O judô é uma das modalidades paralímpicas, exclusivamente disputadas por atletas com deficiência visual, com história relativamente recente, não apenas no Brasil, mas também no mundo, com início dos anos 1970. Por ser uma atividade nascida na Ásia, são de lá os primeiros relatos de atletas com deficiência praticando o judô.

No Brasil, o início é impreciso, mas tudo indica que as escolas especiais voltadas para cegos foram o embrião da modalidade, assim como aconteceu com o futebol de 5, por exemplo. No entanto, ao contrário do futebol, apenas o Instituto Benjamin Constant, no Rio de Janeiro, praticava o judô com frequência e tinha efetivamente uma modalidade desenvolvida por lá.

Seu “irmão” paulista, o Instituto Padre Chico, não contribuiu com a modalidade. Segundo Mizael Conrado, atual vice-presidente do Comitê Paralímpico Brasileiro (CPB) e um dos ícones do paradesporto nacional, eleito o melhor jogador do mundo de futebol de 5 em 1998, não houve o desenvolvimento da modalidade na instituição. “Eu estudava no Padre Chico na época em que o judô começou a ser praticado em terras paulistas, mas, ao contrário do futsal, não tínhamos nada na instituição. Os pioneiros na modalidade foram o Centro de Apoio ao Deficiente Visual (CADEVI), fundado em 1984, e o Centro de Emancipação Social e Esportiva de Cegos (CESEC), fundado no ano seguinte, quando o judô praticamente começava no Brasil”, diz Mizael.

O CADEVI é a maior força nacional dessa modalidade, tendo conquistado diversos campeonatos brasileiros, por equipe e individualmente. Ainda dentro das atividades esportivas são oferecidas aulas de pilates e condicionamento físico. Além delas, cursos de inglês, espanhol, informática, orientação e mobilidade, artesanato, entre outras. O CADEVI dispõe de convênio com a Faculdades Metropolitanas Unidas (FMU) e a Universidade de São Paulo (USP), o que proporciona atendimento psicológico aos seus associados.

A história da instituição na modalidade inclui participações em competições estaduais e nacionais de 1992 a 2000. Em todos os campeonatos nacionais, tanto no Campeonato Nacional de Judô como nos Jogos Brasileiros para Deficientes Visuais, o CADEVI sempre esteve no lugar mais alto do pódio, por equipes ou por meio de dezenas de atletas que formou durante todos esses anos.

Um pouco antes, em meados dos anos 1980, o judô começou a ser praticado de forma pontual no Brasil. Data de 1987 a primeira participação internacional brasileira na modalidade, com 4 atletas, todos de Curitiba, Paraná. Em 1988 o Brasil foi disputar as paralimpíadas de Seul com uma delegação maior e com mais representatividade de outros estados. Já nessa primeira participação conquistou três bronzes. Em Barcelona 1992, nenhuma medalha foi conquistada.

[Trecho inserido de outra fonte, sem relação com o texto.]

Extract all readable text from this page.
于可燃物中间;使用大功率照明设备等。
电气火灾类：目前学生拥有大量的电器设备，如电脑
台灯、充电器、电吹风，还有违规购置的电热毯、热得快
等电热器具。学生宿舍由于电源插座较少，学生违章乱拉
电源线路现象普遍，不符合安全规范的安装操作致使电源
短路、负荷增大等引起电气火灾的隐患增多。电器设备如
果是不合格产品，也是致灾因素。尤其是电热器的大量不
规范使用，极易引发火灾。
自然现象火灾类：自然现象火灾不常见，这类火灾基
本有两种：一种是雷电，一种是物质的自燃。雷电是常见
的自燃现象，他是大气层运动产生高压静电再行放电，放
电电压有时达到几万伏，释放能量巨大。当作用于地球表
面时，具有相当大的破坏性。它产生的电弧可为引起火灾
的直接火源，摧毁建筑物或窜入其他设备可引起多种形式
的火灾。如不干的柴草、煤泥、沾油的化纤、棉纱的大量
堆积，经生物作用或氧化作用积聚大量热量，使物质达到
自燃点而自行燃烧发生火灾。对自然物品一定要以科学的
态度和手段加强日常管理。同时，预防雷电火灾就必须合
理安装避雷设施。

Mas a história do judô paralímpico seria escrita de forma brilhante a partir de 1996, com o paulista Antonio Tenório, que defendeu o CESEC durante muitos anos. Tenório é um dos grandes nomes do paradesporto nacional, e não seria exagero afirmar que foi o maior de todos, pois foi tetracampeão paralímpico em um espaço de 12 anos, entre 1996 e 2008, além de ter ganho a medalha de bronze em Londres 2012.

Nascido em São Bernardo do Campo e incentivado pelo pai, Graciliano Tenório da Silva, aos 7 anos de idade Tenório já estava em cima dos tatames. Nem mesmo a perda da visão do olho esquerdo, aos 13 anos, o fez desistir da modalidade. Muito pelo contrário. Tenório sempre encarou a prática esportiva como ferramenta de inserção na sociedade para qualquer pessoa, com ou sem deficiência. Aos 19 anos, já casado e com um filho, perdeu a visão do olho direito, fruto de uma infecção alérgica que sofreu quando trabalhava em um shopping na capital paulista.

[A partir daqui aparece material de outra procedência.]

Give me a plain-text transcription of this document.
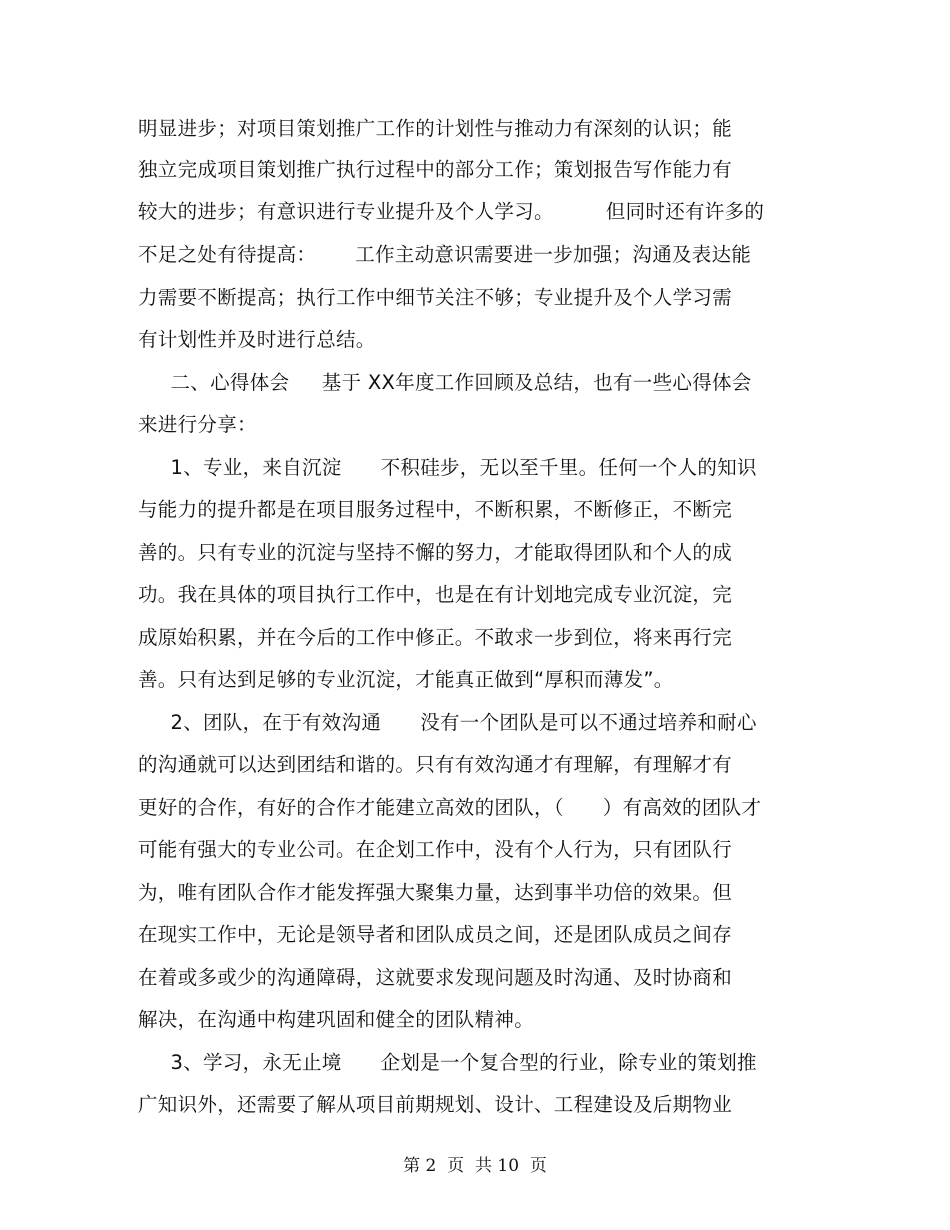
明显进步；对项目策划推广工作的计划性与推动力有深刻的认识；能
独立完成项目策划推广执行过程中的部分工作；策划报告写作能力有
较大的进步；有意识进行专业提升及个人学习。        但同时还有许多的
不足之处有待提高：      工作主动意识需要进一步加强；沟通及表达能
力需要不断提高；执行工作中细节关注不够；专业提升及个人学习需
有计划性并及时进行总结。
二、心得体会     基于 XX年度工作回顾及总结，也有一些心得体会
来进行分享：
1、专业，来自沉淀      不积硅步，无以至千里。任何一个人的知识
与能力的提升都是在项目服务过程中，不断积累，不断修正，不断完
善的。只有专业的沉淀与坚持不懈的努力，才能取得团队和个人的成
功。我在具体的项目执行工作中，也是在有计划地完成专业沉淀，完
成原始积累，并在今后的工作中修正。不敢求一步到位，将来再行完
善。只有达到足够的专业沉淀，才能真正做到“厚积而薄发”。
2、团队，在于有效沟通      没有一个团队是可以不通过培养和耐心
的沟通就可以达到团结和谐的。只有有效沟通才有理解，有理解才有
更好的合作，有好的合作才能建立高效的团队，（      ）有高效的团队才
可能有强大的专业公司。在企划工作中，没有个人行为，只有团队行
为，唯有团队合作才能发挥强大聚集力量，达到事半功倍的效果。但
在现实工作中，无论是领导者和团队成员之间，还是团队成员之间存
在着或多或少的沟通障碍，这就要求发现问题及时沟通、及时协商和
解决，在沟通中构建巩固和健全的团队精神。
3、学习，永无止境      企划是一个复合型的行业，除专业的策划推
广知识外，还需要了解从项目前期规划、设计、工程建设及后期物业
第 2  页  共 10  页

Ele seguiu em frente, alternando a prática esportiva com atividades profissionais que lhe davam a condição financeira para manter sua família. Construiu uma trajetória de sucesso, ultrapassando os obstáculos que se apresentaram. Hoje, pai de quatro filhos e consagrado no paradesporto, está se preparando para participar de sua última paralimpíada, no Rio.

Além das cinco medalhas paralímpicas ele ainda foi ouro no Parapanamericano do Rio de Janeiro 2007, prata no Parapanamericano de Guadalajara 2011 e bronze no Campeonato Internacional na Alemanha, em 2012. Todas as medalhas foram conquistadas na categoria B1, destinada a cegos.

Outro nome de peso é o da judoca paulistana Lúcia Araújo, que também começou no CESEC e é promessa de ouro em 2016. Lúcia, de 34 anos, nasceu com baixa visão por conta de complicações da mãe durante a gravidez. Ela relata uma infância normal, apenas com a ressalva de que não podia ir sozinha a lugar algum, sendo sempre necessário que estivesse acompanhada. A atleta estudou em escolas regulares e chegou a fazer Direito, mas teve de parar por conta dos treinamentos do judô, ao virar atleta de ponta.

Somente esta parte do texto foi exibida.